Das grosse Problem, das «alles überschattet», ist aber die Suche nach einer festen Wagenbauhalle. Nach den ersten Jahren bei Zetter und Conti in Zuchwil fühlten sich die Hudibras-Chutze 30 Jahre lang in einer Halle der Cellulose Attisholz gut aufgehoben. «Doch seit einigen Jahren sind wir auf der Wanderschaft», meint der Ober. Derzeit sei man im Bleichenberg untergekommen – allerdings ist die Halle nur noch für die nächste Fasnacht gesichert.

Nebulöses Treiben

Vieles hat sich geändert, seit der legendäre Hans Borer anfangs die Köpfe von Stadtpromis als Umzugsgringe formte oder die Hudis mit ihrer Musikkapelle von Beiz zu Beiz zogen, um zuletzt meist im «Rebstock» zu landen. Geblieben ist die Tradition, zwei Generalversammlungen im Frühling und Herbst abzuhalten und dass Novizen nach einjähriger Probezeit aufgenommen werden.
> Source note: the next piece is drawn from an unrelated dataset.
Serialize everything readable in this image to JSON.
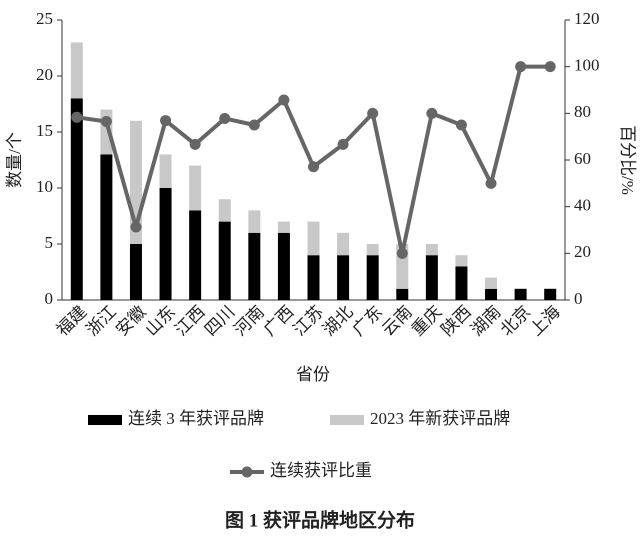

Der Ober amtet für drei Jahre, ehe er seinem Vizeober, den er bestimmen kann, die Bürde mit Würde weitergibt.

Geändert hat sich aber auch die Finanzierung des ganzen Fasnachtsspasses: Waren früher spendable «Göttine» und Gönner, heute Sponsoren genannt, gang und gäbe, so müssen die Hudibras-Chutze heute über den Jahresbeitrag von 150 Franken, das Führen einer Märetfescht-Beiz und den Plakettenverkauf die nötigen Mittel beschaffen. Geblieben ist aber eins: «Betrieb und viel Spektakel am Umzug». Dieser Devise wollen die Hudis auch dieses Jahr umsetzen: «Wir haben zum Jubiläum ein Sujet gewählt, das seit 30 Jahren auf der Hand liegt, aber nie jemand gewählt hat – den Nebel.» Nicht ganz einfach umzusetzen, findet Charlie Schmid. Aber die Hudibras-Chutze haben in den letzten 50 Jahren noch jedes Problem gelöst.